Due Diligence For Venture Capitalists
Due diligence is not only about the current state of the business, operations, marketing growth opportunities. It’s about the business’s future value as well.
Optimum7 owns the company’s eCommerce operations. The team knows the steps that you need to go through and the exact formula of a CPA, cost per acquisition, average order volume, and lifetime value. Then the owners can determine a price.
The objective is very important as well. Private equity and VCs want to build and sell it. Look at that formula of what a potential buyer is going to look at, who might be a potential buyer for the specific business?
Angels want to exponentially increase their money with a specific investment. For them, look at the owner or operator. Are they one hundred percent in this business? Are they doing the right things?
Do they need coaching? It depends on what level of acquisition. Is it a half a million-dollar acquisition, or is it a $20 million acquisition?

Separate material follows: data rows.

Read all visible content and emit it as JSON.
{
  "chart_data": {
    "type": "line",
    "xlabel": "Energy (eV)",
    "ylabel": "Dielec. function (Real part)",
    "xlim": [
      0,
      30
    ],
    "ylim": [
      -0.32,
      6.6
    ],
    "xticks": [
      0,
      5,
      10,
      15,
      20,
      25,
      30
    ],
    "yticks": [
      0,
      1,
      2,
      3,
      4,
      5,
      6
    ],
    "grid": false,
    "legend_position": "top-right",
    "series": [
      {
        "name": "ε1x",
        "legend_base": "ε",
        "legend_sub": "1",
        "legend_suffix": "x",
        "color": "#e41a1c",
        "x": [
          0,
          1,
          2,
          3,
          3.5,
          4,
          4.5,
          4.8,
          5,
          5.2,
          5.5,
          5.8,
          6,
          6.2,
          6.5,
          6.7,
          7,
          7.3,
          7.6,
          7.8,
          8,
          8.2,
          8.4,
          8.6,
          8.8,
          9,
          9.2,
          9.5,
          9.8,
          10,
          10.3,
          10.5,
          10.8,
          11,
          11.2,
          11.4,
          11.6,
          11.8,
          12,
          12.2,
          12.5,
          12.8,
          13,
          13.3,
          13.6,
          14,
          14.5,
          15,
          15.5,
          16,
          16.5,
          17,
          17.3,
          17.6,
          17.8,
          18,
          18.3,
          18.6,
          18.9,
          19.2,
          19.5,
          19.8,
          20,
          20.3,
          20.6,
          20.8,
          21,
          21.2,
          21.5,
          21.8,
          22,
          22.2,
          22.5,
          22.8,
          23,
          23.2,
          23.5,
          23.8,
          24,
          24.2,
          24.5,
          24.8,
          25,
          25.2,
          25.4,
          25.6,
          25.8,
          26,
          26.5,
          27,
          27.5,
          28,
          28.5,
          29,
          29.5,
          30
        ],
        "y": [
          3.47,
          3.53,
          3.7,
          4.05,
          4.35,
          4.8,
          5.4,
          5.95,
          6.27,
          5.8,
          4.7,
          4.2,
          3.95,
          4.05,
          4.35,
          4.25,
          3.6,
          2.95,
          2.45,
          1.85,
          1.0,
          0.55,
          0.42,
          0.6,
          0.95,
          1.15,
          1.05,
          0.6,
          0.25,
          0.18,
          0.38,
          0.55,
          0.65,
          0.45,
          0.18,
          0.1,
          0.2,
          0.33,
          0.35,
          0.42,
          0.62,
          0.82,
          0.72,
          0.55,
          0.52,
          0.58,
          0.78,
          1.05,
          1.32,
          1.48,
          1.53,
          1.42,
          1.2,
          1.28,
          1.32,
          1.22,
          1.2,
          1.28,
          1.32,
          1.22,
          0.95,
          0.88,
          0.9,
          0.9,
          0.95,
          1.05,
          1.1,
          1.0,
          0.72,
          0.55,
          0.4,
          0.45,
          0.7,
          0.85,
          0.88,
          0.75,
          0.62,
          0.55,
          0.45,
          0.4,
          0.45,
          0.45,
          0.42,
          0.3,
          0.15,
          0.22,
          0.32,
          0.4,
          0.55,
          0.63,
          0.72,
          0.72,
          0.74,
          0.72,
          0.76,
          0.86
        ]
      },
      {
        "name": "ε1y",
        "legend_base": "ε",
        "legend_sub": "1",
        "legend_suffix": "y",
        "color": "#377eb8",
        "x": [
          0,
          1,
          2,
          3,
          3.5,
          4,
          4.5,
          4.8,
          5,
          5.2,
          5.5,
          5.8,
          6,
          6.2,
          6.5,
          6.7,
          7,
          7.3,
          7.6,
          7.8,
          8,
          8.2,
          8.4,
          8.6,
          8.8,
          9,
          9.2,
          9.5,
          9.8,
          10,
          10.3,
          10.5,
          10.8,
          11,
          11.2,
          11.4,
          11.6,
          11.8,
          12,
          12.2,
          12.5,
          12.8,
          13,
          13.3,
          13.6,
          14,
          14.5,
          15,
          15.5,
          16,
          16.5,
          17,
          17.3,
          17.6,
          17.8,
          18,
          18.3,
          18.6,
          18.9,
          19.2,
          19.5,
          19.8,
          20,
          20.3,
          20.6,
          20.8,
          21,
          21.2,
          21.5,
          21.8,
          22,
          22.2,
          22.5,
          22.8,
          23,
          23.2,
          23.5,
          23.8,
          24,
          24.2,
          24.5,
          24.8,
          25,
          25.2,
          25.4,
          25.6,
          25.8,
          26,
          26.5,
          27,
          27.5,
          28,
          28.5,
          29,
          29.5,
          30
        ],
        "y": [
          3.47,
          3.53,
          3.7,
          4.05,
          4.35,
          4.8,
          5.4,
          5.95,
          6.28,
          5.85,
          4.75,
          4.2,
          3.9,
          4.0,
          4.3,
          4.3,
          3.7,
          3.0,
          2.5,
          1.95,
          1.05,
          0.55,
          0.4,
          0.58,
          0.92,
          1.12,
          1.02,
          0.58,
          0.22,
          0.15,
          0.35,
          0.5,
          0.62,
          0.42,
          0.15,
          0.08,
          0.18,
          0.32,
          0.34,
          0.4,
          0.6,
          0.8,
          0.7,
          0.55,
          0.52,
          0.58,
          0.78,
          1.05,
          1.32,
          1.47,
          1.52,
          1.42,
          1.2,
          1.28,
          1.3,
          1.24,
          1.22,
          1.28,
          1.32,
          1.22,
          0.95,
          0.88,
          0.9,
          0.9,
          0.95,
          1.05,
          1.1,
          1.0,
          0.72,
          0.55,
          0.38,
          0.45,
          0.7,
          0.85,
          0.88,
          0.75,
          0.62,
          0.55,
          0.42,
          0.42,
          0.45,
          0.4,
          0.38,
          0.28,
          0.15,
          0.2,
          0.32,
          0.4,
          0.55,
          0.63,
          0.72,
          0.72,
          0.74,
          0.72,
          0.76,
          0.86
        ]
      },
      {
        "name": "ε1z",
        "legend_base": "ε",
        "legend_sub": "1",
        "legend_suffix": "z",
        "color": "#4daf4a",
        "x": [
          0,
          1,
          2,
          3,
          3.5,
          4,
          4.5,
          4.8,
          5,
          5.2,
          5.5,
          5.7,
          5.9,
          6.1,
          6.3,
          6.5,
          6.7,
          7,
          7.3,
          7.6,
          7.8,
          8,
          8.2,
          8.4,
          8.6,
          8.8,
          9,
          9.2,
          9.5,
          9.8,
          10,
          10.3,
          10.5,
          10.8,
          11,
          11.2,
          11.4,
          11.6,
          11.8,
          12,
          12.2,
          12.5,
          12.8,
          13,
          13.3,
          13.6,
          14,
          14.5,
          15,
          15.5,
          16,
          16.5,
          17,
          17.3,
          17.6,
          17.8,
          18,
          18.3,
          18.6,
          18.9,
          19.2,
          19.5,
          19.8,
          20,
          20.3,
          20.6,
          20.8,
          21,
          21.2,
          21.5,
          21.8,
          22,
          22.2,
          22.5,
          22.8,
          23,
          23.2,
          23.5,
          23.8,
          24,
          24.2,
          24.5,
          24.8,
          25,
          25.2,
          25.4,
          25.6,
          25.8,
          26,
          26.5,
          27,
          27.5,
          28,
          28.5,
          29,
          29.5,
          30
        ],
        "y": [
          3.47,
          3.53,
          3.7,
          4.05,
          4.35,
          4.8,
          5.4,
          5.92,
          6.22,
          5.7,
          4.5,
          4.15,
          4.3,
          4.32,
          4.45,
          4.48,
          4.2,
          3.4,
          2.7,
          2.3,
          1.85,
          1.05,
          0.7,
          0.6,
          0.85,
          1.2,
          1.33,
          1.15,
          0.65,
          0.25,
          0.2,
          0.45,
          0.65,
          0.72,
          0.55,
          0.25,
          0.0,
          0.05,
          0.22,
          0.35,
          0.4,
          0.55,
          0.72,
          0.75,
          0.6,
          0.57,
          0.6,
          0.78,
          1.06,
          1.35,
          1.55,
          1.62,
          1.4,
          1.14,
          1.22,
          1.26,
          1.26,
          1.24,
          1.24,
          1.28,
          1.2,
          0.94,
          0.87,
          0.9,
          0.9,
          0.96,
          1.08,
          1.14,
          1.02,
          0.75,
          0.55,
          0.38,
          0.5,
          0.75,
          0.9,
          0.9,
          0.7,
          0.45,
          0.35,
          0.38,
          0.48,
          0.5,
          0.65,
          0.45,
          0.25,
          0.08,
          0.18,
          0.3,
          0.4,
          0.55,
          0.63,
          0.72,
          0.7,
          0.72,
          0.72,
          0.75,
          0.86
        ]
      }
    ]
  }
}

The scaling phases are all different. This is why this process is incredibly important. If you’re an investor, VC, or private equity firm looking to invest in or buy an eCommerce business, pay attention to these specific elements and objectives.
The process starts with a very basic conversation. Even if you don’t know which eCommerce business you’re going to buy, some clients want to buy. Optimum7 doesn’t broker deals but rather finds opportunities. The specialists view a brand, determining if it’s ripe or established.
What is the legal component?
Disclosure: Optimum7 team members aren’t lawyers and can’t give legal advice. Outside attorneys help merge the due diligence process with any relevant legal matters.
How does hiring an attorney actually save money or an opportunity as an investor?
Business attorneys step in during this due diligence process. Their services are extremely beneficial for these VCs and equity funds and angels.
Why is this so valuable for them from a pricing slash time and conditions standpoint?
A due diligence process is a negotiation. You say, “My business is worth this much.” The investor signs an NDA and a non-compete as well as any relevant agreements. Legal needs to review or draft any documents.
An investor looks at every single aspect of this business; an outside CFO firm also checks the books. A good investor looks at the financial, technology, operations. Due diligence determines if the business is worth that money and what the missing elements are for that growth strategy.
How Does Due Diligence Assess eCommerce Brands?
Due diligence affects the business cost by uncovering new factors. The person who hires Optimum7 can affect the outcome. The VC or the acquisition side has a different goal compared to an eCommerce business owner.
These conversations start six to twelve months before you actually decide to sell or buy an eCommerce business. You don’t just wake up one day and say, “I’m going to buy or invest in Business X.”
Optimum7 educates clients on having the highest net worth amount possible. To do so, they must have their technologies in place.
If they have a B2B operation, you have to implement Salesforce. There’s no way around it. If you are 100% B2C, you require a nurturing process.
This is why the legal side of it is very important. Optimum7 remains involved with the attorney in creating that purchase contract to negotiate different clauses. There might be an earn-out rather than a direct purchase.
You might be buying only 51% of the business, leaving the owner or operator there to acquire an earn-out at the end of five years. Legal needs to be involved because of these different structures.